El padre Paul hizo un ademán que significaba «No comprendo».

—Creo que debe usted decirnos qué ocurre, padre —dijo el doctor Colin.

—Debo pedirle que me acompañe, señor Querry. Ante todo, tenemos que discutir qué haremos con las hermanas. Contra toda evidencia esperaba que hubiera un error. Hasta deseaba que tratara usted de mentir. Habría sido menos descarado. No quiero que Rycker lo encuentre aquí, si llega.

—¿Qué tiene que hacer aquí Rycker? —dijo el padre Jean.

—Quizá busque a su mujer… Marie Rycker está con las hermanas ahora. Llegó hace media hora. Después de tres días de andar a solas por el camino. Espera un hijo —dijo el padre Thomas.

El teléfono empezó a sonar.

—Un hijo suyo.

—Qué disparate —dijo Querry—. Marie no puede haber dicho semejante cosa.

—Pobre muchacha. Supongo que no tuvo el coraje de decírselo en la cara. Ha venido desde Luc en busca de usted.

El teléfono volvió a llamar.

—Parece que me corresponde atender esta vez —dijo el padre Joseph acercándose vacilante al teléfono.

—Nosotros le dimos una cálida bienvenida aquí, ¿no es cierto? No le hicimos preguntas. No espiamos en su pasado. Y como agradecimiento, nos sale usted con este… escándalo —dijo el padre Thomas—. ¿No había bastantes mujeres para usted en Europa? ¿Tenía que hacer de nuestra pequeña comunidad una base para sus operaciones?

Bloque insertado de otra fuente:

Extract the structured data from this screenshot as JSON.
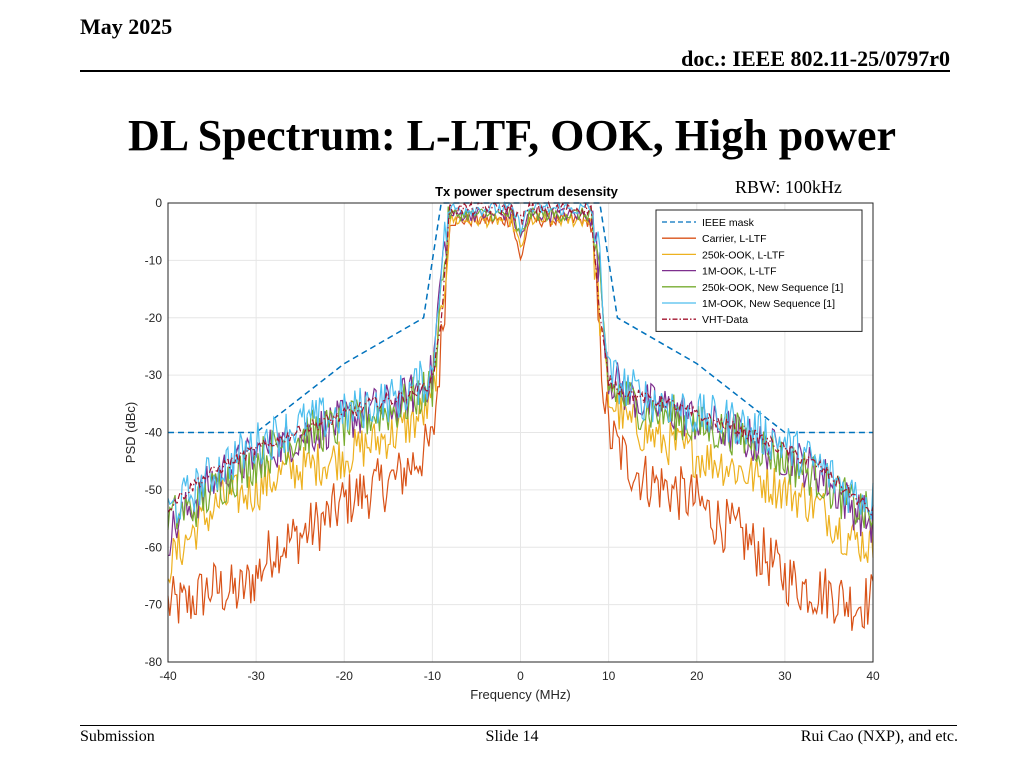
{
  "header": {
    "date": "May 2025",
    "doc": "doc.: IEEE 802.11-25/0797r0"
  },
  "slide_title": "DL Spectrum: L-LTF, OOK, High power",
  "annotation": "RBW: 100kHz",
  "footer": {
    "left": "Submission",
    "center": "Slide 14",
    "right": "Rui Cao (NXP), and etc."
  },
  "chart_data": {
    "type": "line",
    "title": "Tx power spectrum desensity",
    "xlabel": "Frequency (MHz)",
    "ylabel": "PSD (dBc)",
    "xlim": [
      -40,
      40
    ],
    "ylim": [
      -80,
      0
    ],
    "xticks": [
      -40,
      -30,
      -20,
      -10,
      0,
      10,
      20,
      30,
      40
    ],
    "yticks": [
      0,
      -10,
      -20,
      -30,
      -40,
      -50,
      -60,
      -70,
      -80
    ],
    "grid": true,
    "legend_position": "top-right",
    "series": [
      {
        "name": "IEEE mask",
        "color": "#0072BD",
        "style": "dashed",
        "x": [
          -40,
          -30,
          -20,
          -11,
          -9,
          9,
          11,
          20,
          30,
          40
        ],
        "y": [
          -40,
          -40,
          -28,
          -20,
          0,
          0,
          -20,
          -28,
          -40,
          -40
        ]
      },
      {
        "name": "Carrier, L-LTF",
        "color": "#D95319",
        "style": "solid",
        "x": [
          -40,
          -38,
          -35,
          -32,
          -30,
          -28,
          -25,
          -22,
          -20,
          -17,
          -14,
          -12,
          -10,
          -9,
          -8,
          -5,
          -1,
          0,
          1,
          5,
          8,
          9,
          10,
          12,
          14,
          17,
          20,
          22,
          25,
          28,
          30,
          32,
          35,
          38,
          40
        ],
        "y": [
          -70,
          -70,
          -67,
          -68,
          -65,
          -60,
          -58,
          -55,
          -52,
          -50,
          -48,
          -45,
          -42,
          -25,
          -3,
          -3,
          -3,
          -10,
          -3,
          -3,
          -3,
          -25,
          -40,
          -45,
          -48,
          -50,
          -52,
          -55,
          -58,
          -62,
          -65,
          -67,
          -68,
          -70,
          -69
        ]
      },
      {
        "name": "250k-OOK, L-LTF",
        "color": "#EDB120",
        "style": "solid",
        "x": [
          -40,
          -37,
          -34,
          -30,
          -27,
          -24,
          -20,
          -17,
          -14,
          -12,
          -10,
          -9,
          -8,
          -5,
          -1,
          0,
          1,
          5,
          8,
          9,
          10,
          12,
          14,
          17,
          20,
          24,
          27,
          30,
          34,
          37,
          40
        ],
        "y": [
          -63,
          -57,
          -52,
          -50,
          -47,
          -46,
          -44,
          -42,
          -40,
          -38,
          -35,
          -20,
          -3,
          -3,
          -3,
          -8,
          -3,
          -3,
          -3,
          -20,
          -34,
          -38,
          -40,
          -42,
          -44,
          -46,
          -48,
          -50,
          -53,
          -58,
          -60
        ]
      },
      {
        "name": "1M-OOK, L-LTF",
        "color": "#7E2F8E",
        "style": "solid",
        "x": [
          -40,
          -37,
          -34,
          -30,
          -27,
          -24,
          -20,
          -17,
          -14,
          -12,
          -10,
          -9,
          -8,
          -5,
          -1,
          0,
          1,
          5,
          8,
          9,
          10,
          12,
          14,
          17,
          20,
          24,
          27,
          30,
          34,
          37,
          40
        ],
        "y": [
          -58,
          -52,
          -47,
          -44,
          -42,
          -40,
          -38,
          -36,
          -35,
          -33,
          -30,
          -12,
          -2,
          -2,
          -2,
          -6,
          -2,
          -2,
          -2,
          -12,
          -30,
          -33,
          -35,
          -36,
          -38,
          -40,
          -42,
          -44,
          -47,
          -52,
          -56
        ]
      },
      {
        "name": "250k-OOK, New Sequence [1]",
        "color": "#77AC30",
        "style": "solid",
        "x": [
          -40,
          -37,
          -34,
          -30,
          -27,
          -24,
          -20,
          -17,
          -14,
          -12,
          -10,
          -9,
          -8,
          -5,
          -1,
          0,
          1,
          5,
          8,
          9,
          10,
          12,
          14,
          17,
          20,
          24,
          27,
          30,
          34,
          37,
          40
        ],
        "y": [
          -55,
          -53,
          -49,
          -45,
          -42,
          -40,
          -39,
          -37,
          -36,
          -34,
          -32,
          -15,
          -2,
          -2,
          -2,
          -6,
          -2,
          -2,
          -2,
          -15,
          -32,
          -34,
          -36,
          -37,
          -39,
          -40,
          -42,
          -45,
          -48,
          -52,
          -55
        ]
      },
      {
        "name": "1M-OOK, New Sequence [1]",
        "color": "#4DBEEE",
        "style": "solid",
        "x": [
          -40,
          -37,
          -34,
          -30,
          -27,
          -24,
          -20,
          -17,
          -14,
          -12,
          -10,
          -9,
          -8,
          -5,
          -1,
          0,
          1,
          5,
          8,
          9,
          10,
          12,
          14,
          17,
          20,
          24,
          27,
          30,
          34,
          37,
          40
        ],
        "y": [
          -54,
          -50,
          -46,
          -42,
          -40,
          -38,
          -37,
          -35,
          -34,
          -32,
          -30,
          -10,
          -1,
          -1,
          -1,
          -4,
          -1,
          -1,
          -1,
          -10,
          -30,
          -32,
          -34,
          -35,
          -37,
          -38,
          -40,
          -42,
          -46,
          -50,
          -52
        ]
      },
      {
        "name": "VHT-Data",
        "color": "#A2142F",
        "style": "dashdot",
        "x": [
          -40,
          -37,
          -34,
          -30,
          -27,
          -24,
          -20,
          -17,
          -14,
          -12,
          -10,
          -9,
          -8,
          -5,
          -1,
          0,
          1,
          5,
          8,
          9,
          10,
          12,
          14,
          17,
          20,
          24,
          27,
          30,
          34,
          37,
          40
        ],
        "y": [
          -53,
          -49,
          -46,
          -43,
          -41,
          -39,
          -37,
          -35,
          -34,
          -33,
          -31,
          -20,
          -1,
          -1,
          -1,
          -3,
          -1,
          -1,
          -1,
          -20,
          -31,
          -33,
          -34,
          -35,
          -37,
          -39,
          -41,
          -43,
          -46,
          -50,
          -54
        ]
      }
    ]
  }
}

Súbitamente volvió a ser el sacerdote nervioso y desesperado que no podía dormir y tenía miedo de la oscuridad. Empezó a llorar, aferrado a su paraguas como un africano a un totem. Parecía haber pasado la noche al raso como un espantapájaros.

—Hola, hola —dijo el padre Joseph—. En nombre de todos los santos, ¿no puede hablar más alto, sea quién fuere?

—Iré a verla inmediatamente con usted —dijo Querry.

—Es su derecho —dijo el padre Thomas—. Ella no está en condiciones de discutir, sin embargo. Sólo ha tenido un paquete de chocolate para comer durante los últimos tres días. Ni siquiera la acompañaba un criado cuando llegó. Si al menos el superior… Madame Rycker, nada menos. Tanta bondad con la misión. Por Dios, ¿qué pasa ahora, padre Joseph?

—Es sólo el hospital —dijo el padre Joseph con alivio, dando el receptor al doctor Colin.

—La muerte que esperábamos —dijo el doctor—. Gracias a Dios, algo parece seguir su curso normal esta noche.